The UK government’s successive reduction or removal of various kinds of support for renewable programs has been a subject of widespread criticism from environmental activists but also from less zealous sources including the UN.
EY’s report argues that the government’s current approach “continues to go against the grain of almost universal support for renewables”.
“Not only stalling project development and investment inflows,” it went on, “this is arguable jeopardizing UK energy security.”
This final point about energy security will be particularly damaging to the Department for Energy and Climate Change’s persistent defence of its energy policy. Energy secretary Amber Rudd, and various DECC spokespeople have regularly defended the cutting of subsidies to renewable programs by citing the need for immediate security of energy supply.
One of the latest flagship policies, the Capacity Market Auction, recently came under fire for arguably not providing value for money and for favouring fossil fuel generators over renewable sources.
EY’s energy corporate finance leader, and chief editor of the RECAI, Ben Warren, argued that the government’s current approach to renewables is “masking the UK’s advantages of a growing energy imperative” and that as such, when it comes to renewable energy, “the only way for the UK is down”.
Shadow energy secretary Lisa Nandy jumped on EY’s report, saying: “This damning analysis shows how the Tories’ ideological crusade against green energy is destroying jobs, damaging investment across the country, and making Britain’s power crunch worse. Conservative MPs are voting to block wind farms that enjoy local support and offer value for money, while defending generous hand outs to fund more expensive alternatives.”

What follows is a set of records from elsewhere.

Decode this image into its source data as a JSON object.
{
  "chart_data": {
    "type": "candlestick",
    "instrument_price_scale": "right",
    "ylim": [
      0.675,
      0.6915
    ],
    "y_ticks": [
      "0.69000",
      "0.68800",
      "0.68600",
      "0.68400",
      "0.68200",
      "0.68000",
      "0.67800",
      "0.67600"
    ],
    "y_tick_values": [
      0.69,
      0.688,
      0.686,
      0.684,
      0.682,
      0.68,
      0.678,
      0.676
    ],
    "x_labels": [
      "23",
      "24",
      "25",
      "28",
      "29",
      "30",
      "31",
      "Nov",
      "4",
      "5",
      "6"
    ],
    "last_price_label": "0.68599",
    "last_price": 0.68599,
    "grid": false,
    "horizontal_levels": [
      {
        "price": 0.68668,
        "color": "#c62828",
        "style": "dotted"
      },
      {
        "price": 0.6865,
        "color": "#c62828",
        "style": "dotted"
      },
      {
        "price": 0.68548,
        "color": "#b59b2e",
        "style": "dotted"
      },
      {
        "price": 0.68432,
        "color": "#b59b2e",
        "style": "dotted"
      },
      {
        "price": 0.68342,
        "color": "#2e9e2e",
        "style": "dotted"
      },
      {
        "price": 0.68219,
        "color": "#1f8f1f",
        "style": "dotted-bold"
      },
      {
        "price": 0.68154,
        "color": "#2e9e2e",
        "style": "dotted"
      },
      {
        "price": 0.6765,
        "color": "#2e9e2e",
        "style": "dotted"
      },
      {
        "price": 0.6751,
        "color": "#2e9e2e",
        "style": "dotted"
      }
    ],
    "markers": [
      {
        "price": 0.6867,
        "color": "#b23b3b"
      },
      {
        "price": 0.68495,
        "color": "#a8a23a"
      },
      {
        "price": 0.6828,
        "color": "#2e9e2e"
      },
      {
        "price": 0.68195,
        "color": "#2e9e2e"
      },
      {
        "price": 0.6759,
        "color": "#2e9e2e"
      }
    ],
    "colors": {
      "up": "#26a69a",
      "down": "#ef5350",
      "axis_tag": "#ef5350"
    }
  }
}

EY’s report, however, was not entirely damning. In particular, it mentioned the potential for positive movement in wind energy, with pessimism only based on the current trajectory of government policy based on recent moves.
The Guardian newspaper spoke to the chief executive of Renewable UK, Hugh McNeal, who said: “The government has made it clear that the UK’s energy needs will be met by gas, nuclear and renewables, but not coal. While in office, the government will oversee a doubling of wind energy’s contribution to at least 20% of UK power needs by 2020. With onshore wind now the cheapest source of new power generation, and with our country by far the world’s biggest offshore wind market, we’re confident about growth in the UK market.”
And the DECC issued a statement saying that, while the situation for renewables in the UK is far from perfect at the moment, it is only so because of current policies favouring immediate cost-effectiveness, and that in the long term, a switch to a more generally low carbon energy portfolio is underway.